ECE 8893 B
|Instructor||Professor Tushar Krishna|
|Office Hours||By Appointment|
|Hours||Mon & Wed 6:00 – 7:20 pm|
|Office Hours||Thursday 11-12 PM in VL C247|
Prerequisite(s): ECE 4100 / ECE 6100 (Advanced Computer Architecture) or CS 4290 / CS 6290 (High Performance Computer Architecture). Simultaneous registration will be allowed.
The recent resurgence of the AI revolution has transpired because of synergistic advancements across big data sets, machine learning algorithms, and hardware. In particular, deep neural networks (DNNs), have demonstrated extremely promising results across image classification and speech recognition tasks, surpassing human accuracies. The high computational demands of DNNs coupled with their pervasiveness across both cloud and IoT platforms has led to a rise in specialized hardware accelerators for DNNs. Examples include Google’s TPU, Apple’s Neural Engine, Intel’s Nervana, ARM’s Project Trillium, and many more. In addition, GPUs and FPGA architectures and libraries have also been evolving rapidly to accelerate DNNs.
Course Objectives: This course will present recent advances towards the goal of enabling efficient processing of DNNs. Specifically, it will provide an overview of DNNs, discuss various platforms and architectures that support DNNs, and highlight key trends in recent efficient processing techniques that reduce the computation and communication cost of DNNs either solely via hardware design changes or via joint hardware design and network algorithm changes. It will also summarize various development resources that can enable researchers and practitioners to quickly get started on DNN accelerator design, and highlight important benchmarking metrics and design considerations that should be used for evaluating the rapidly growing number of DNN hardware platforms being proposed in academia and industry.

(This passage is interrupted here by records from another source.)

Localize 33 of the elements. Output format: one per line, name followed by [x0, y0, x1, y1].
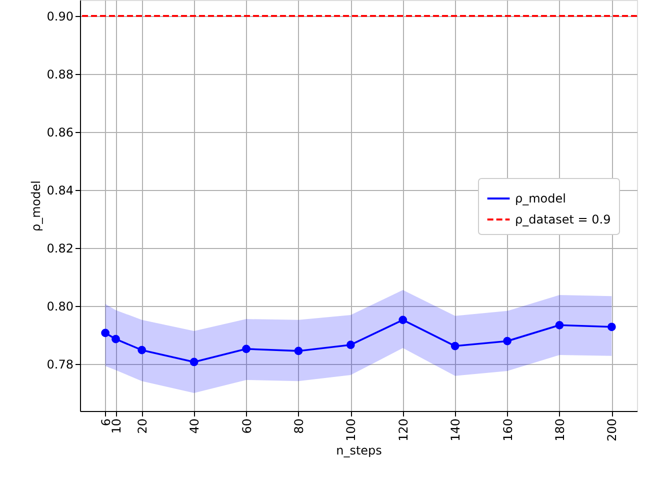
point [101, 328, 110, 338]
x-axis-title: n_steps [336, 443, 382, 458]
point [294, 346, 303, 356]
x-tick-label: 120 [396, 418, 410, 442]
legend-label: ρ_dataset = 0.9 [515, 212, 611, 226]
x-tick-label: 200 [605, 418, 620, 442]
point [346, 340, 355, 350]
x-tick-label: 40 [188, 418, 202, 434]
x-tick-label: 100 [344, 418, 358, 442]
point [398, 316, 408, 324]
x-tick-label: 60 [240, 418, 254, 434]
point [450, 342, 460, 350]
y-tick-label: 0.90 [46, 9, 74, 24]
x-tick-label: 140 [448, 418, 463, 442]
point [190, 358, 198, 366]
point [503, 336, 512, 346]
y-tick-label: 0.80 [46, 300, 74, 314]
point [555, 320, 564, 330]
point [112, 334, 120, 344]
x-tick-label: 80 [292, 418, 306, 434]
x-tick-label: 160 [500, 418, 515, 442]
legend-label: ρ_model [515, 192, 566, 206]
point [242, 344, 250, 354]
x-tick-label: 20 [135, 418, 150, 434]
y-tick-label: 0.86 [46, 125, 74, 140]
point [138, 346, 146, 354]
y-tick-label: 0.82 [46, 241, 74, 256]
y-tick-label: 0.84 [46, 183, 74, 198]
point [608, 322, 616, 332]
y-axis-title: ρ_model [28, 180, 43, 232]
x-tick-label: 180 [552, 418, 567, 442]
y-tick-label: 0.78 [46, 358, 74, 372]
y-tick-label: 0.88 [46, 67, 74, 82]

Learning Outcomes: As part of this course, students will: understand the key design considerations for efficient DNN processing; understand tradeoffs between various hardware architectures and platforms; learn about micro-architectural knobs such as precision, data reuse, and parallelism to architect DNN accelerators given target area-power-performance metrics; evaluate the utility of various DNN dataflow techniques for efficient processing; and understand future trends and opportunities from ML algorithms down to emerging technologies.
Course Structure and Content: The course will involve a mix of lectures interspersed with heavy paper reading and discussions. A semester-long programming-heavy project will focus on developing a hardware accelerator for ML, and (optionally) prototyping it on a FPGA. The material for this course will be derived from papers from recent computer architecture conferences (ISCA, MICRO, HPCA, ASPLOS) on hardware acceleration and ML conferences (ICML, NIPS, ICLR) focusing on hardware friendly optimizations, and from blog articles from industry (Google, Deep Mind, Baidu, Intel, ARM, Facebook).
Course Syllabus: ML-HW_CourseOutline_S19
Course Schedule: http://tinyurl.com/gt-hml2019
What is the required background? Do I need to know Machine Learning?
Some basic understanding of Machine Learning, especially Deep Neural Networks will be useful. It is not an enforced requirement – but your time in the course will be better spent if you know the algorithms at the high-level and can learn their HW implementation and optimizations (which is the focus of the course), rather than hearing about .these algorithms for the first time.
Do I need to know how to use the ML frameworks such as Tensor Flow, PyTorch, etc.?
Not extensively, but having some experience running one of these frameworks will be useful.
What sort of coding background is needed? RTL? C++?
A bit of everything: scripting (e.g., python), C++, Verilog and some familiarity with CAD tools will be useful. That is the beauty and challenge in hardware accelerator design.
Why is this a 2-3-3 and not a 3-0-3 course?
This is to emphasize the heavy lab and project focus of the course.
Students are expected to abide by the Georgia Tech Academic Honor Code. Honest and ethical behavior is expected at all times. All incidents of suspected dishonesty will be reported to and handled by the office of student affairs. You will have to do all assignments individually unless explicitly told otherwise. You may discuss with classmates but you may not copy any solution (or any part of a solution).